09 November 2007

Our Anglican Heritage: (5) The first Book of Common Prayer

The death of King Henry VIII in 1547 provided Thomas Cranmer and those who yearned for a genuine reformation of the Church of England with the opportunity they had long awaited. Henry was succeeded on the throne by his son Edward, just nine years of age. Real power lay in the hands of the Royal Protector, Edward Seymour, Earl of Hertford and Duke of Somerset, and a man with deep Reformed convictions. Within months things began to change. Protestant clergy were free to teach the doctrines of the Reformation, churchwardens empowered to remove images and icons, and printers permitted to publish Protestant tracts. The Epistles and Gospels were required to be read in English and the communion to be administered in both kinds. The clergy were permitted to marry, allowing Cranmer’s own wife to appear publicly at her husband’s table after a dozen years of marriage.

At the same time Cranmer and twelve other bishops proceeded with the task of preparing a Prayer Book entirely in the English language. The first step towards this was the production, in 1548, of what we might now call the “penitential rite” (the Invitation, Confession, Comfortable Words, Absolution and Prayer of Humble Access) which was to be said immediately prior to the reception of the bread and wine at Holy Communion. In addition to this the Nicene Creed and the Lord’s Prayer were both to be recited in the English tongue.

The introduction of the first full Book of Common Prayer came the following year and was required to be in use in all parishes in the realm by Pentecost 1549. We shall give more time to the study of the principles represented in this book two weeks hence. Briefly, though, it was remarkable in three ways. First, it offered a single set of services in a single volume for every diocese and parish, thereby eliminating both the profusion of local rites that had grown up and the use of a whole variety of service books—missals, breviaries, primers, ordinals and others. Secondly, it combined the seven daily “offices” into two services—Matins and Evensong, each of which gave primacy to the reading of the Old and New Testaments. Thirdly, the Communion service was transformed from a priestly mass into “the Supper of the Lord” in which the congregation had a full part as participants and not just spectators.

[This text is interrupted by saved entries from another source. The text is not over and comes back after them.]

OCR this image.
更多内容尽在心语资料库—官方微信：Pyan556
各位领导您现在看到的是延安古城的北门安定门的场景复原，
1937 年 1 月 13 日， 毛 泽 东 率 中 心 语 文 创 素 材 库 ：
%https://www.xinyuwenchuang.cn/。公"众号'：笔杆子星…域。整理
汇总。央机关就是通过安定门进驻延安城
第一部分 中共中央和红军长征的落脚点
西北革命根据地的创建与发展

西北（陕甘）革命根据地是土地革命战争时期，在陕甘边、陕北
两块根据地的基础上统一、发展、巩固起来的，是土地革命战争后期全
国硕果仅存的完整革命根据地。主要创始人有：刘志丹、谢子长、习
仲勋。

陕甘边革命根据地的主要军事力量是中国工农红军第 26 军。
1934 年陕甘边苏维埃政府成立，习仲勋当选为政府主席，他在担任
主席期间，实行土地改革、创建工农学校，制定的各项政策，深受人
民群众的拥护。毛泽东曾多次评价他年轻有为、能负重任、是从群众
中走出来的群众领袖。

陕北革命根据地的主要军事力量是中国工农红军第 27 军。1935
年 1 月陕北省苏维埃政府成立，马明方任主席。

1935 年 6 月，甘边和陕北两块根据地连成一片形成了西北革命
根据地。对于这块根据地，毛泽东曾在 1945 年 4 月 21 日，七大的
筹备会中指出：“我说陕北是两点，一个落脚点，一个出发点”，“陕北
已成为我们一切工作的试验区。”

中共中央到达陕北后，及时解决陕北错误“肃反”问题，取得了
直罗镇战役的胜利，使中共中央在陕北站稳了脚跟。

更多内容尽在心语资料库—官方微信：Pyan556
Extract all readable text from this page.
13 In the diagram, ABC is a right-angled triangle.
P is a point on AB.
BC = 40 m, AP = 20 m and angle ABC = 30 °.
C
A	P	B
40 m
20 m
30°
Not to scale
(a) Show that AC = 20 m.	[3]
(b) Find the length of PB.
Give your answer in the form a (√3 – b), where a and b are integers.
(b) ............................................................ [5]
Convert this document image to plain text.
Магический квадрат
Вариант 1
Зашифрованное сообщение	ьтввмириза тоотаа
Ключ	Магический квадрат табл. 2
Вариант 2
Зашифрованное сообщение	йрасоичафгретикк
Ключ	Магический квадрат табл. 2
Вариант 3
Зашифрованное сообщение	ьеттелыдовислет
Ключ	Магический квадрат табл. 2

Those familiar with Rite I in the Episcopal Prayer Book of 1979 would have no trouble recognizing the words of this service. The order in which they appear might seem strange to us, however, as they still follow the pattern of the mediƦval mass. The service begins with the Lord’s Prayer and Collect for Purity, followed by the nine-fold “Kyrie” or Lesser Litany (“Lord, have mercy upon us…) and then the “Gloria in Excelsis” in its traditional, early position. This is followed by the Mutual Salutation, the Collect of the Day and the Collect for the King, then the Epistle, the Gospel and the Creed. Next comes the sermon or homily, and one of two lengthy Exhortations, setting out the meaning of Holy Communion. Immediately afterwards comes the Offertory, the “Sursum Corda” (“Lift up your hearts…”) and the “Sanctus” (“Holy, holy, holy…”). Next is the Intercession or Prayer for the Church, flowing immediately into the Great Thanksgiving or Eucharistic Prayer. This in turn is followed by the Lord’s Prayer, the Peace and then the Penitential Rite, after which the people would receive the bread and wine of Holy Communion. The service concluded with a post-communion prayer of thanksgiving and the Blessing.

From the beginning the new service book met with mixed reviews. Those who were strongly Reformation-minded complained that it had not moved far enough away from mediƦval ritual and doctrine. Martin Bucer, the liberal-minded reformer, who had unsuccessfully attempted to bring together Luther and Zwingli on the Continent and who had come over as Professor of Divinity at Oxford, wrote, at Cranmer’s request, a lengthy theological critique of the book. On the other side of the debate, there were riots in Cornwall, where people refused to use the book because it simply traded one language that they did not understand to another which they not only did not speak but resented having it foisted on them. The final blow to the book was administered by Bishop Stephen Gardiner, a bitter adversary of Cranmer, who claimed that he could use the book without compromising any of his Catholic presuppositions.

1 comment:

Anonymous said...

It can be argued that Gardiner said what he did "that it was patient of a Catholic interpretation" in order to be released from imprisonment in the Tower. He was in any case not a theologian but a canon lawyer. One wonders how he managed to ignore the replacement of the offering of " a pure Victim, a Holy Victim, an unblemished Victim, the Holy Bread of eternal life, and the Chalice of everlasting salvation" Sarum Mass - Unde et Memores) with " we thy humble servants do celebrate, and make here before thy divine Majesty WITH these holy gifts, the memorial which thy son hath willed us to make. (1549 BCP , my capitals for with). The latter is consistent with a Calvinist or Zwinglian interpretation, and Anglicans such as AH Couratin have described the rite as a "bogus mass". Apart from the abolition of the traditional offertory, which so incensed the Cornish Rebels, it could however be dressed up , and indeed was,to look like the Sarum Mass.The 1552 rite got rid of that and by moving the Gloria to the end made it look as much different from 1549 as it could.